One of the goals of SE-0377 is to allow for API authors to apply borrowing/consuming conventions as optimizations without affecting developers who are using only copyable values and aren't asking to interact with move semantics. What should we do with the self of a consuming method? If we make the borrowing apparent for self of normal methods, that exposes a behavior difference to those don't-care developers, unless we artifically borrow the original self while passing a copy along.

1 Like

On the face of it, this seems to me like a deal-killer.

Joe, can you give an example of what that behavior difference would look like in practice? I don’t understand SE-0377 well enough to imagine how it plays out.
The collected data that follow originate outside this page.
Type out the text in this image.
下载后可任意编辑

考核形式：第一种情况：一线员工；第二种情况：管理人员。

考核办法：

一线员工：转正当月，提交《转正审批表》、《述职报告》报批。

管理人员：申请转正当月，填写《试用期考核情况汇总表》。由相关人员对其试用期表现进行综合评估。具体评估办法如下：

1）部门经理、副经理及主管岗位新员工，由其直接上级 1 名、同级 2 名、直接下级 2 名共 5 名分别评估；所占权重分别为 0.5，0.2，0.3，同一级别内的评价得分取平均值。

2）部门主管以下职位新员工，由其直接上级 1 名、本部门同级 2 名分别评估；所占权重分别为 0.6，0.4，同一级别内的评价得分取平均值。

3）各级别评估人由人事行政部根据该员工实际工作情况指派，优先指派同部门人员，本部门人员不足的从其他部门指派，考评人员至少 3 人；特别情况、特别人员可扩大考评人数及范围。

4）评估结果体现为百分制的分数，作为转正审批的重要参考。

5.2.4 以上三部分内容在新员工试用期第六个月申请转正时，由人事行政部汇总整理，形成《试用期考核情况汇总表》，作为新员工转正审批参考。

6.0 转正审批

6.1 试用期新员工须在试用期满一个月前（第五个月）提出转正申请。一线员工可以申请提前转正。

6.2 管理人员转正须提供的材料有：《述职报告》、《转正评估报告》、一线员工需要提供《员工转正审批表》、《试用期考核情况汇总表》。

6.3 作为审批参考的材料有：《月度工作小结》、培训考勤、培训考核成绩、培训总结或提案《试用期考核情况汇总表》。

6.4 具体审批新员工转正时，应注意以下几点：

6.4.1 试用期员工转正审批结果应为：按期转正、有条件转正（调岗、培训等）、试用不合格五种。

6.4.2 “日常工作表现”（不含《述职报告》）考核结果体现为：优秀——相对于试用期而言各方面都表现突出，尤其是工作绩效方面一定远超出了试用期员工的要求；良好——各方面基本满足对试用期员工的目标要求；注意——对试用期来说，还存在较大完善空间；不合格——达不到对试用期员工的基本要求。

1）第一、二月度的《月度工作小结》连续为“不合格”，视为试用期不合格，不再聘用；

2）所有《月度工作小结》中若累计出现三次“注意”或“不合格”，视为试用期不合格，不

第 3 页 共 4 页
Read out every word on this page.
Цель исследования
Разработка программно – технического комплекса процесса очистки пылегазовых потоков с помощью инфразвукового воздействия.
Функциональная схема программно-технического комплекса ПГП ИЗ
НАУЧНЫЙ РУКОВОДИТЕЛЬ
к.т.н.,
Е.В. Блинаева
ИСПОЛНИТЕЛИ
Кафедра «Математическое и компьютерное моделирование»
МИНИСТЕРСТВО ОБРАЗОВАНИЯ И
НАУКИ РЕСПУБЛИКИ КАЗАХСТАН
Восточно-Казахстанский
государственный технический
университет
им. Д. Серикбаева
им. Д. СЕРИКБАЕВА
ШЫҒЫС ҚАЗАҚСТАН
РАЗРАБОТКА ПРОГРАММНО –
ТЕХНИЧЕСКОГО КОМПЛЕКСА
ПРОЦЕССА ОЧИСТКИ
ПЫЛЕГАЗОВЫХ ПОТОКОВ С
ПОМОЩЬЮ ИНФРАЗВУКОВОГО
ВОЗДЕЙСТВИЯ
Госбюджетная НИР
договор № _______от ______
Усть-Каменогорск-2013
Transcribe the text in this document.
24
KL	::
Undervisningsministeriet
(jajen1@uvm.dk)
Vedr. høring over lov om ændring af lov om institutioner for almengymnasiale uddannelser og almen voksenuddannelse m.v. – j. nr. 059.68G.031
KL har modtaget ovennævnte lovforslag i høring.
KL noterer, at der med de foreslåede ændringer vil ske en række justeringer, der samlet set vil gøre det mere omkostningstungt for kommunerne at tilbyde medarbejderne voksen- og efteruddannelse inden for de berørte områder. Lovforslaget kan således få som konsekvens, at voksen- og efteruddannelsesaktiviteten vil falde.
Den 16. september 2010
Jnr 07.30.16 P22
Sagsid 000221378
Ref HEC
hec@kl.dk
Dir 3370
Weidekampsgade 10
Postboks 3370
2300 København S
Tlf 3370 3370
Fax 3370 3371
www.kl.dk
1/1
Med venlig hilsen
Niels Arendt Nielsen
If we pass the receiver by-borrow without copying, that means that nobody else can try to mutate it for the duration of the borrow, because of the rule of exclusivity. So something like:

struct Foo {
  func hold(andModify x: inout Foo) {}
}

do {
  var x = Foo()
  x.hold(andModify: &x)
}

would become a static error. If x is a global variable or class property, then it becomes a dynamic error in the general case, since you can have attempted mutations at a distance from potentially anywhere else in the code. However, if we still copy in order to preserve a value after a consuming method call, then you'd go back to the behavior you see today, where the current value of x is copied to pass by value as the receiver to hold, and then x is accessed exclusively for the andModify: argument.

2 Likes

Calling a consuming method should copy 'self'. This is consistent with the general pass-by-copy rule that says the caller and callee ownership must match to prevent a copy. There's no default change in behavior here. The optimizer will still try to eliminate the copy. The programmer can force a "move" rather than a copy by writing (take self).foo() (where the spelling of "take" is TBD).

The original goal makes sense for pass-by-copy arguments. This pitch already introduces a different convention for passing 'self'. It's reasonable to introduce exclusivity requirements in conjunction with the new convention, which only applies to self. An API author can introduce 'consuming' on a method without breaking source. If the API author removes 'consuming' in a later release, they could break client source. This is an increasingly hypothetical case, and my sense is that any code that violates exclusivity here was likely a programming error. Nonetheless, it's only reasonable to do this under a language mode.

The alternative to this pitch is to have developers start writing
(borrow self).foo() as standard practice to guard against unexpected copies.

1 Like

Assuming, of course, that self can be copied.

Right, but by doing so, it would longer be an agnostic change to alter a method from consuming to borrowing, since that could introduce new static and dynamic errors in code that (possibly inadvertently) expects the copying behavior.

Right, calling a consuming method on a non-copyable type is already an implicit move. In general, non-copyable types already break the goal of SE-0377 (to allow for API authors to apply borrowing/consuming conventions as an optimization). This pitch just broadens the new behavior that we'll see with non-copyable types to every non-consuming method, presumably under a language mode.